Metrology Monday: Sine Bar

What is a Sine Bar For?

I consider this sine bar to be the most exotic measurement tool I have. I bought it mostly for fun. A sine bar consists of two cylinders of the same diameter fixed with their centers a known distance apart. The top of the connecting bar is parallel to the line between the two centers. All this done with as much precision as you are willing to pay for.

What the bar is used for is to “construct” precise angles between the bar surface and the surface the bar is resting on, typically a surface plate. Given the desired angle, one does the appropriate calculations (hence the sine name) to get vertical displacement for one end and builds that height out of gauge blocks.

Here as an arbitrary example, is a setup to get an angle of 32 degrees, 16 minutes and 27 seconds. Reference to an online calculator produced a displacement of 2.670″.

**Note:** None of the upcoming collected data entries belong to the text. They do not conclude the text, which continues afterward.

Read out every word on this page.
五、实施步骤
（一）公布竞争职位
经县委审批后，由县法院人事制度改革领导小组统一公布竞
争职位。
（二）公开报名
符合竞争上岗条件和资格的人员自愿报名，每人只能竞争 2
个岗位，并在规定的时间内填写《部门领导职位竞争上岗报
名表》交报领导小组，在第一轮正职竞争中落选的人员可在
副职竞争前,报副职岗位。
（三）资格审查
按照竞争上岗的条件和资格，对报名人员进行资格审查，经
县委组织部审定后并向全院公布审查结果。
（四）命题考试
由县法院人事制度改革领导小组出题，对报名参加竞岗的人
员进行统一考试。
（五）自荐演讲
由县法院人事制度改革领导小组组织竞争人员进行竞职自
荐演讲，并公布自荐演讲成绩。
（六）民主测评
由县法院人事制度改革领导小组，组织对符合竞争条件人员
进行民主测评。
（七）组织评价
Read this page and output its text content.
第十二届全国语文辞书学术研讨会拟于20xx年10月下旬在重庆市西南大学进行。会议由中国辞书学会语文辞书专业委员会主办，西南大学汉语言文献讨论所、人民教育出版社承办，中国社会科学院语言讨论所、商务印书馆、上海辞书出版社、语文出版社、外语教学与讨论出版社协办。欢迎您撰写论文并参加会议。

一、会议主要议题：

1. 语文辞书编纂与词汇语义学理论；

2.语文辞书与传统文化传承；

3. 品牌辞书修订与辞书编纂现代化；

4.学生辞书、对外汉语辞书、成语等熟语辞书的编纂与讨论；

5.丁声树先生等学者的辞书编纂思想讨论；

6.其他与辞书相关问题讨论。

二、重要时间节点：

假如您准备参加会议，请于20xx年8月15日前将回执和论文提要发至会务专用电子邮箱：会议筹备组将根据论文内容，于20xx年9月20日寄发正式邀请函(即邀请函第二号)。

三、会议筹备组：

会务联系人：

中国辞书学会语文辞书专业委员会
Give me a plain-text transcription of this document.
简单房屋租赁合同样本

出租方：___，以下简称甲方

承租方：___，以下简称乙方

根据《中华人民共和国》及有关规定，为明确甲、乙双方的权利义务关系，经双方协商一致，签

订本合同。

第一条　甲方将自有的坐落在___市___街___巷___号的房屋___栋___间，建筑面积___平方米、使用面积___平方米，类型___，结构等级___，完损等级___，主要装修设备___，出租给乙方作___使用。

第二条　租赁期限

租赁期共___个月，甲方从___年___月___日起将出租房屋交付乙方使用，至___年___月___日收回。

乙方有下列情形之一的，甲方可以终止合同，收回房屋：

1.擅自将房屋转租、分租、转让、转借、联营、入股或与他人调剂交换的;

I called this tool exotic because it is difficult to conceive of a circumstance where I would actually need to measure to set up an angle this precise. I can use it as part of a machining setup or to check something like my engineer’s protractor for accuracy. I expect that an experienced machinist has more uses for one so who knows.

Alternatives

Budget sine bars cost less than $50CDN new so it wouldn’t break the bank if you decide you needed one. There are lots of protractor variants that are probably more practical for most jobs.

Options

The “sine tool” family includes plates and vises. The plate is just a wide bar. The vise is a vise but includes some sort of angle locking mechanism and the two cylinders to allow precise angle setting. Like a lot of precision tools, spend as much money as you want for increasing precision well in excess of the average hobbyist’s needs.